1.                  Demikianlah telah saya dengar.
Suatu ketika Sang Bhagavā bersemayam di Taman Rusa Isipatana dekat kota Bārāṇasī. Saat itulah Sang Bhagavā memanggil Pañcavagiya-bhikkhu.
2.                  “ Para Bhikkhu, ada dua hal ekstrem yang tidak patut dijalankan oleh mereka yang telah meniggakan rumah sebagai petapa, yani:
A. Menuruti kesenangan hawa nafsu, yang rendah, duniawi, yang dilakukan oleh mereka yang bodoh, yang tidak luhur dan tidak berfaedah,         
B. Melkukan penyiksaaan diri, yang menyakitkan, yang tidak luhur, dan tidak berfaedah.
O para Bhikkhu, Jalan tengah (Majjhimā paṭipadā) yang terhindar dari kedua jalan ekstrem itu, yang telah sempurna diselami oleh Tathāgata, membuka mata batin, menimbulkan pengetahuan, membawa ketenagan, pengetahuan batin luar biasa, kesadran agung, dan pencapaian Nibbāna.
Itulah, O para Bhikkhu, Jalan Tengah yang telah sempurna diselami oleh Tathāgata, yang membuka mata batin, yang menimbulkan pengetahuan, yang membawa ketenagan, pengetahuan batin luar biasa, kesadran agung, dan pencapaian Nibbāna.
3.                  Inilah, O para Bhikkhu, Kebenaran Ariya tentang penderitaan (dukkha ariyasacca), yakni:
Jātipi dukkhā                                                   : Kelahiran adalah penderitaan, 
Jarāpi dukkhā                                                  : Usia tua adalah penderitaan,
Maraṇampi dukkhaṁ                                      : Kematian adalah penderitaan,
Sokaparidevadukkha-                                     : Kesedihan, ratap-tangis, penderitaan
Domanassupāyāsāpi dukkhā                           : (Jasmani), kepedihan hati, dan keputus-asaan adalah penderitaan,
Appiyehi sampayogo dukkho                         : Berkumpul dengan yang tidak disenangi adalah penderitaan,
Piyehi  vipapayogo dukkho                            :Terpisah dari yang disenangi adalah penderitaan,
Yampicchaṁ na labhati tampi dukkhaṁ         :Tidak mendapat apa yang diinginkan adalah penderitaan,
Saṅkhittena pañcupādānakkhandhā dukkhā  :Singkatanya, liam gugusan pembentuk penyebab kemelekatan adalah penderitaan.
Inilah, O para Bhikkhu, Kebenaran Ariya tentang asal mula penderitaan (dukkhasamudaya ariyasaccaI), yakni: Kesengan (taṇha) inilah, yang membuat kelahiaran kembali, yang disertai dengan hawa nafsu dan kegemaran, yang menggemari objek di sana sini, yaitu:
Kāmataṇhā      : Kesengan terhadap nafsu indrawi
Bhavataṇhā     : Kesengan terhadap kemenjadian
Vibhavataṇhā  : Kesengan terhadap ketidak-menjadian
Inilah, O para Bhikkhu, kebenaran Ariya tentang musnahnya penderitaan (dukkhanirodha ariyasacca), yakni: musnahnya kesengan tersebut tanpa sisia karena lenyapnya nafsu, terlepasnya kesenangan, tertolaknya kesenangan, terbebas dari kesenangan, tak terikat oleh kesenangan.

ISI
Dalam iktisar ajaran Buddha dukkha di bagi menjadi empat atau disebut dengan Catur Ariya Saccani (Empat Kebenaran Mulia).
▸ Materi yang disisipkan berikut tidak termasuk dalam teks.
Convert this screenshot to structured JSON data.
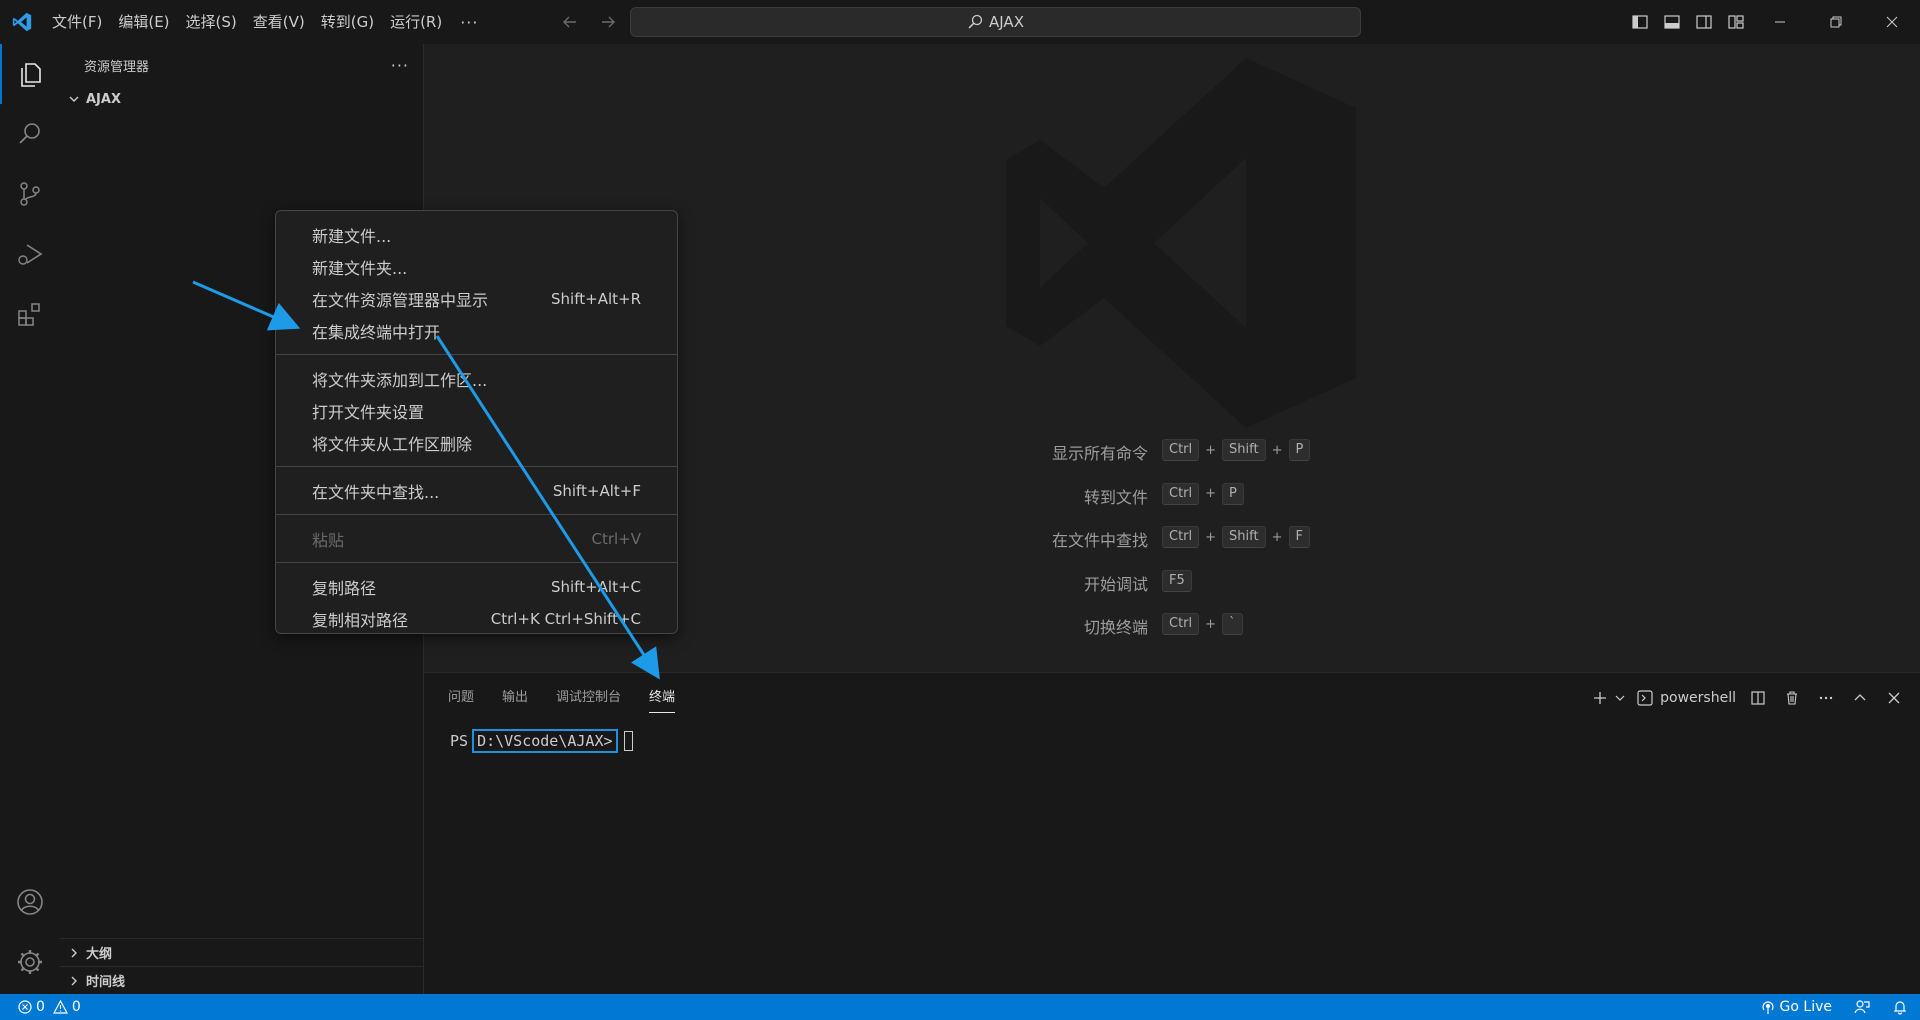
{
  "titlebar": {
    "menus": [
      "文件(F)",
      "编辑(E)",
      "选择(S)",
      "查看(V)",
      "转到(G)",
      "运行(R)"
    ],
    "more": "···",
    "search": "AJAX"
  },
  "sidebar": {
    "title": "资源管理器",
    "more": "···",
    "folder": "AJAX",
    "sections": [
      "大纲",
      "时间线"
    ]
  },
  "context_menu": {
    "groups": [
      [
        {
          "label": "新建文件...",
          "key": ""
        },
        {
          "label": "新建文件夹...",
          "key": ""
        },
        {
          "label": "在文件资源管理器中显示",
          "key": "Shift+Alt+R"
        },
        {
          "label": "在集成终端中打开",
          "key": ""
        }
      ],
      [
        {
          "label": "将文件夹添加到工作区...",
          "key": ""
        },
        {
          "label": "打开文件夹设置",
          "key": ""
        },
        {
          "label": "将文件夹从工作区删除",
          "key": ""
        }
      ],
      [
        {
          "label": "在文件夹中查找...",
          "key": "Shift+Alt+F"
        }
      ],
      [
        {
          "label": "粘贴",
          "key": "Ctrl+V",
          "disabled": true
        }
      ],
      [
        {
          "label": "复制路径",
          "key": "Shift+Alt+C"
        },
        {
          "label": "复制相对路径",
          "key": "Ctrl+K Ctrl+Shift+C"
        }
      ]
    ]
  },
  "shortcuts": [
    {
      "label": "显示所有命令",
      "keys": [
        "Ctrl",
        "Shift",
        "P"
      ]
    },
    {
      "label": "转到文件",
      "keys": [
        "Ctrl",
        "P"
      ]
    },
    {
      "label": "在文件中查找",
      "keys": [
        "Ctrl",
        "Shift",
        "F"
      ]
    },
    {
      "label": "开始调试",
      "keys": [
        "F5"
      ]
    },
    {
      "label": "切换终端",
      "keys": [
        "Ctrl",
        "`"
      ]
    }
  ],
  "panel": {
    "tabs": [
      "问题",
      "输出",
      "调试控制台",
      "终端"
    ],
    "active_tab": "终端",
    "profile": "powershell",
    "terminal_prefix": "PS",
    "terminal_path": "D:\\VScode\\AJAX>"
  },
  "statusbar": {
    "errors": "0",
    "warnings": "0",
    "golive": "Go Live"
  },
  "colors": {
    "accent": "#0078d4",
    "annotation": "#1e9be8"
  }
}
Namun dalam hal ini membahas tantang Dukkha.
Dukkha (Paḷi) bisa diaratikan dengan (penderitaan), ketika penderitaan muncul, tidak seorang pun yang dengan mudah bersedia menerimanya. Kecenderungan orang akan beranggapan bahwa penderitaan ini bukan milikku, kebhagian adalah miliku. Namun hal, itu justru semakin menjauhkan orang tersebut dari kedamaian dan malah terus membuatnya menderita. Kemelekatan (attachment) merupakan salah satu sifat dari pengumbaran nafsu keinginan. Semakin seseorang melekat pada sesuatu, semakin sulit pula bagi dia untuk melepaskan diri dari penderitaan dan melihat kebijaksanaan. 
Apakah kebenaran mulia tentang penderitaan (Dukkha), dilairkan adalah penderitaan, menua adalah penderitaan, sakit adalh penderitaan, berpisah dari yang dicintaai ialah  penderitaan: singkatnya dari kelima kelompok unsur dibawah pengaruh kemelekatan adalah penderitaan. Inilah kebenaran mulia tentang penderitaan, yakni: penglihatan, pengatahuan, kebijaksanaan, pemahaman dan  terang yang terbit dalam diriku mengenai hal yang belum pernah terdengar sebelumnya. Kebenaran mulia ini harus ditembus tuntas lewat memahami penderitaan sepenuhnya: demikian pengalihatan, pengetahuan, kebijaksanaan, pemahaman dan terang yang terbit dalam diriku menganai hal yang belum pernah terdengar sebelumnya. Kebenaran mulia ini telah ditembus tuntas lewat memahami penderitaan sepenuhnya: demikianlah penglihatan, pengatahuan, kebikajsanaan, pemahaman dan terang yang terbit dalam diriku mengenai hal yang belum pernah terdengar sebelumnya. Samyutta Nikaya L IV, 11.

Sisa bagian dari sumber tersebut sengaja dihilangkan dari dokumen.